Under the U.N. plan, much of Syria's chemical weapons production capabilities were destroyed late last year. Mixing and filling devices, specialized missile warheads, aerial bombs and other items were all rendered inoperable and reduced to scrap under OPCW supervision, the organization said.
But what remained this year was the most sensitive task: the eradication of some 1,300 metric tons of substances including mustard gas and precursor chemicals for producing sarin and VX nerve agents.
With war raging in Syria, monitors agreed that most of the material would have to be transported out of the country for its ultimate elimination, via the nation's Mediterranean port of Latakia.

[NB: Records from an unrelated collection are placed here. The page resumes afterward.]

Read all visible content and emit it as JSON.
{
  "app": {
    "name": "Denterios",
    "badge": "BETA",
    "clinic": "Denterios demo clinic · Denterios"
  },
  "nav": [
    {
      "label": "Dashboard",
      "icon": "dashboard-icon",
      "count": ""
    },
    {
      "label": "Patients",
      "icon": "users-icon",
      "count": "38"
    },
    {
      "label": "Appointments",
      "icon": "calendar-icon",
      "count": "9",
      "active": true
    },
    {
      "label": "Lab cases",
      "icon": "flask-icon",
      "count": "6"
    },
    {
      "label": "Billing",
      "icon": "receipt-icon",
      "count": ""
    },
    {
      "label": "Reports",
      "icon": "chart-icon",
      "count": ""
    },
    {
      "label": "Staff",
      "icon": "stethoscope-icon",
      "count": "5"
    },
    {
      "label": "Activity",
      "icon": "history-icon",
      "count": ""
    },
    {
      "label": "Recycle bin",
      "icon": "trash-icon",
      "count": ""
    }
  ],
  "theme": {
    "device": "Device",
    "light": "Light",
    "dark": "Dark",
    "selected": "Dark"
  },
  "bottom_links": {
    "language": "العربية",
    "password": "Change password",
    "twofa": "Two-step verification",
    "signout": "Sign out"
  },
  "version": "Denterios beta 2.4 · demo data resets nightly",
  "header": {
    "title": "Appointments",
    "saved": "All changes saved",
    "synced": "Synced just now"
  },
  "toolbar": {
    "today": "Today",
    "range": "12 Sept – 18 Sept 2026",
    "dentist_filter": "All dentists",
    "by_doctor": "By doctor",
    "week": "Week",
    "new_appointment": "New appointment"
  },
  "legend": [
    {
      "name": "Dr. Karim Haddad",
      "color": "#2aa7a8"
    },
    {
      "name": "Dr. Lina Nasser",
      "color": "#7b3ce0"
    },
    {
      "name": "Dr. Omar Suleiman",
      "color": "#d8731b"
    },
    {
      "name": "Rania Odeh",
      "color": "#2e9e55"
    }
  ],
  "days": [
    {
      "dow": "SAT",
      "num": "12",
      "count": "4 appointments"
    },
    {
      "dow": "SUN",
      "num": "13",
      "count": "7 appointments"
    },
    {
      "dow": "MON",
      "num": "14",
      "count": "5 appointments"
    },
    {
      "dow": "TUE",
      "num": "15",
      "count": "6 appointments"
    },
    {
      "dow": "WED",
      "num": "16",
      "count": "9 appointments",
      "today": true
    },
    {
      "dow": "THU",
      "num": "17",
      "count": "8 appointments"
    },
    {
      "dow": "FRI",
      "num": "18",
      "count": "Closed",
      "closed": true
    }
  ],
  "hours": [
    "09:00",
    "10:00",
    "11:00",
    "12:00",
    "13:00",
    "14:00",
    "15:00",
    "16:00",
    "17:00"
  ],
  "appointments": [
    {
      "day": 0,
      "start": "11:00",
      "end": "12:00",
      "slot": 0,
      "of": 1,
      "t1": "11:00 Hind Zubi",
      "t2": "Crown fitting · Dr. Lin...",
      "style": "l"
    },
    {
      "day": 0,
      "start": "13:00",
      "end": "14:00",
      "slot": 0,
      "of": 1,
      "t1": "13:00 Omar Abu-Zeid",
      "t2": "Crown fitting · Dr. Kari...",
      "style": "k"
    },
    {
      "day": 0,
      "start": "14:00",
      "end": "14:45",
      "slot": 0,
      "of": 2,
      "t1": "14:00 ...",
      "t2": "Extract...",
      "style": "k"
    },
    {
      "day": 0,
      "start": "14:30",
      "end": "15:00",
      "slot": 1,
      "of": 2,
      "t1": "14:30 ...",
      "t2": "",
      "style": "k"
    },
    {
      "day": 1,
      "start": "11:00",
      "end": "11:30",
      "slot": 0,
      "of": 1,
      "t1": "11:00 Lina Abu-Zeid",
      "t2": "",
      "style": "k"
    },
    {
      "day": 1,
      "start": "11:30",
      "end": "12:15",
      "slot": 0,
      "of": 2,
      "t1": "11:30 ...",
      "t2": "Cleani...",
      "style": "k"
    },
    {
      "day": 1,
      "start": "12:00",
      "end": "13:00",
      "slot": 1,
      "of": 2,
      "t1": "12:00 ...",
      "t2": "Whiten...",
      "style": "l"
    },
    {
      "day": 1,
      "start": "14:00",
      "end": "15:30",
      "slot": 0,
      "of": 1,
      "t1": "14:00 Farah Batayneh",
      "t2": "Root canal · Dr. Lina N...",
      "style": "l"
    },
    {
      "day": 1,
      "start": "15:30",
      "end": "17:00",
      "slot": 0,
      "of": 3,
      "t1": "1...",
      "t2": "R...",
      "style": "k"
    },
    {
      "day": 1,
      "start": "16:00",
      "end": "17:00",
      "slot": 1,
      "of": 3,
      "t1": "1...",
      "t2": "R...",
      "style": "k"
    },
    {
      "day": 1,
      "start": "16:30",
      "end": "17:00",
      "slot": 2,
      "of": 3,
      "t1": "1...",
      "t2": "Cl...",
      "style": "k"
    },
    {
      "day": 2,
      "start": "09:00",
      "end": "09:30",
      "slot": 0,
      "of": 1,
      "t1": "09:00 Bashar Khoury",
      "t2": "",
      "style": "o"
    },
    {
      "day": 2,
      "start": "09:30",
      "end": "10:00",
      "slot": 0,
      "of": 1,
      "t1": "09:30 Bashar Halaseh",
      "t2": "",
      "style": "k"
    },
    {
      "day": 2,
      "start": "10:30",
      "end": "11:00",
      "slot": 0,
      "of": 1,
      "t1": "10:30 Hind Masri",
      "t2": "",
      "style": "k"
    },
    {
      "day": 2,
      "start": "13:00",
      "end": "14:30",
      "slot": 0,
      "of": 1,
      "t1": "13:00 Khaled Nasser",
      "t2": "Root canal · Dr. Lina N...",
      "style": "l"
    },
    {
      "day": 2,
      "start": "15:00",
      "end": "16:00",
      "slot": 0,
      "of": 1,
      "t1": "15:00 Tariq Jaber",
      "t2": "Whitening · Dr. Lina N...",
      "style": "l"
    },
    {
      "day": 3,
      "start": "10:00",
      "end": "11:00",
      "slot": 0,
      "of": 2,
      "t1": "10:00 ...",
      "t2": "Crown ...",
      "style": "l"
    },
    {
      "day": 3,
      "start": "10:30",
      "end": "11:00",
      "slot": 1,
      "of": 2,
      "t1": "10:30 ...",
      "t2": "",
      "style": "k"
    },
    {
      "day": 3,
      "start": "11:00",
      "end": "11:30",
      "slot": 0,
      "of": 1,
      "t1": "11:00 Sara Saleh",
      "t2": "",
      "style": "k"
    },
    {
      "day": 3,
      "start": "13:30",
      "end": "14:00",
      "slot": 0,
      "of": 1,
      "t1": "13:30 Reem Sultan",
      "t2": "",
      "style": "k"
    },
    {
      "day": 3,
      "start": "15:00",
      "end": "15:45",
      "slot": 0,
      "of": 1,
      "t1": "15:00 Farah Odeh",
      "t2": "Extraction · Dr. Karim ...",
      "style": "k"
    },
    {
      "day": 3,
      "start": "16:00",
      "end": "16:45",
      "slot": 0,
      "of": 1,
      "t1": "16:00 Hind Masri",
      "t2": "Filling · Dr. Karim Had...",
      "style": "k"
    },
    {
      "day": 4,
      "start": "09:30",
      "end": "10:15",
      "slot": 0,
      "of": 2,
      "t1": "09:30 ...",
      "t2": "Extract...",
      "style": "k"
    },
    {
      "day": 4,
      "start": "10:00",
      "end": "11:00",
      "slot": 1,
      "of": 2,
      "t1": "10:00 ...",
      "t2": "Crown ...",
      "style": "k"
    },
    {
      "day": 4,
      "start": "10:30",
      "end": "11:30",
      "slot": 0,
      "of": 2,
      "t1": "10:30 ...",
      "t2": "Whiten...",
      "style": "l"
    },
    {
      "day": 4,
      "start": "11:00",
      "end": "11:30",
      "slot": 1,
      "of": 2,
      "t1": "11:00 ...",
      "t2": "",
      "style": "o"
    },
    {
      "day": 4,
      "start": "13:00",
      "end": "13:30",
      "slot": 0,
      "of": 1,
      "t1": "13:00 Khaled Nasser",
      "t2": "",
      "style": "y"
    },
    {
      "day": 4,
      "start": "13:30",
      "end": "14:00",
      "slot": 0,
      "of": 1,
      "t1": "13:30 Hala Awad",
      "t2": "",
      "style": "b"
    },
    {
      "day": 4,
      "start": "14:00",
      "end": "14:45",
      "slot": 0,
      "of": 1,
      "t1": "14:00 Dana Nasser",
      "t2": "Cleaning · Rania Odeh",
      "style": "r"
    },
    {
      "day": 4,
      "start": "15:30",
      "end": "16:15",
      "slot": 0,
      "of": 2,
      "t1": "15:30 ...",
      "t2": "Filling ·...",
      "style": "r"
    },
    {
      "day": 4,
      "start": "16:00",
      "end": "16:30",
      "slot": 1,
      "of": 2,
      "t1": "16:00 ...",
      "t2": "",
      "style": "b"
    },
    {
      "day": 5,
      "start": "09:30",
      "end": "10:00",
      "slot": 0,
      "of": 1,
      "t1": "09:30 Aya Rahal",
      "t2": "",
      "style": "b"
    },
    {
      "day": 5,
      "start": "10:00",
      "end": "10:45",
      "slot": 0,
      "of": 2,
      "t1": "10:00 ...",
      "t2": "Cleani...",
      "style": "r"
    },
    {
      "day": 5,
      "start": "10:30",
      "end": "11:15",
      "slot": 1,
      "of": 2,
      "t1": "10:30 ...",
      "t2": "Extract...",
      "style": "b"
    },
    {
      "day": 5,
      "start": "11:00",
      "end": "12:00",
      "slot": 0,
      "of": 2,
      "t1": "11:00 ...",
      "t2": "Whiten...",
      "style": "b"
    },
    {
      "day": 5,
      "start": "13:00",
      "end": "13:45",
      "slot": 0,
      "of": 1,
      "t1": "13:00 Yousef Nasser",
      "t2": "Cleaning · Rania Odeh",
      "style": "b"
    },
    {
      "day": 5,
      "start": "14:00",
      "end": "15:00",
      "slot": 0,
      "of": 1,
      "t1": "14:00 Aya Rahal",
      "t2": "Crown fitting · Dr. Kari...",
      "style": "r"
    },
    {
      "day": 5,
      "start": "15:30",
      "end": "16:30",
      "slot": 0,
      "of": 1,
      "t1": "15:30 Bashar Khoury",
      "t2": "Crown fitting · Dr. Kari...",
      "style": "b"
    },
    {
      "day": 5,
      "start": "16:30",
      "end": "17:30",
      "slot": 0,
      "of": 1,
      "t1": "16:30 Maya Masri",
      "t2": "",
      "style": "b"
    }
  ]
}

The plan faced many obstacles. Syrian authorities were obliged to move tons of hazardous chemicals along roads subject to ambush from rebels. Some insurgent groups, enraged that the United States did not bomb Syria, vowed to disrupt the process. Many in the Syrian opposition resented the focus on chemical arms when conventional weapons such as bombs, artillery shells and bullets had killed many more people than chemical agents had.
"The despicable [Assad] regime and the crisis it has created remain and require our collective focus," Kerry said in the statement Monday.
Assad has blamed the United States and its allies for backing regional Islamist "terrorists," including the Islamic State of Iraq and Syria, an Al Qaeda breakaway group that gained strength amid the chaos of Syria and now threatens the U.S.-backed government in neighboring Iraq.
To expedite the process of removing chemical weapons substances, Russia provided its ally Syria with armored vehicles and other assistance.
Assad's government said delays were caused by rebel attacks and other war-related factors, including opposition shelling of Latakia. The United States and its allies, who are backing rebels seeking to overthrow Assad, accused Damascus of deliberately slowing the process.
The most hazardous chemicals are to be sent for destruction aboard a specially rigged U.S. vessel, the Cape Ray. Less dangerous materials are to be dealt with at commercial facilities in Europe and the United States.
The OPCW has noted that Syria's declared stockpiles were in line with outside estimates of the size of the nation's chemical weapons program. Still, the organization says it will work to resolve unspecified "discrepancies" in Syria's declarations, spokesman Michael Luhan said in a telephone interview.
Also unclear is the fate of a dozen former Syrian chemical weapons facilities, including hangers and underground bunkers, that must be destroyed under the international blueprint. Syrian and OPCW officials are discussing how the structures will be destroyed.
In recent months, the Syrian government and the armed opposition have exchanged allegations that chlorine gas, deployed a century ago on battlefields in World War I, had been used in Syria. Chlorine, a common industrial chemical, is not considered a chemical weapon, but international law bans the use of any toxic material on the battlefield.
The OPCW sent a team to Syria and found evidence that "irritating agents" such as chlorine may have been used. However, the organization did not indicate who may have been responsible. Its investigation into the alleged use of chlorine gas in Syria is continuing, the agency said.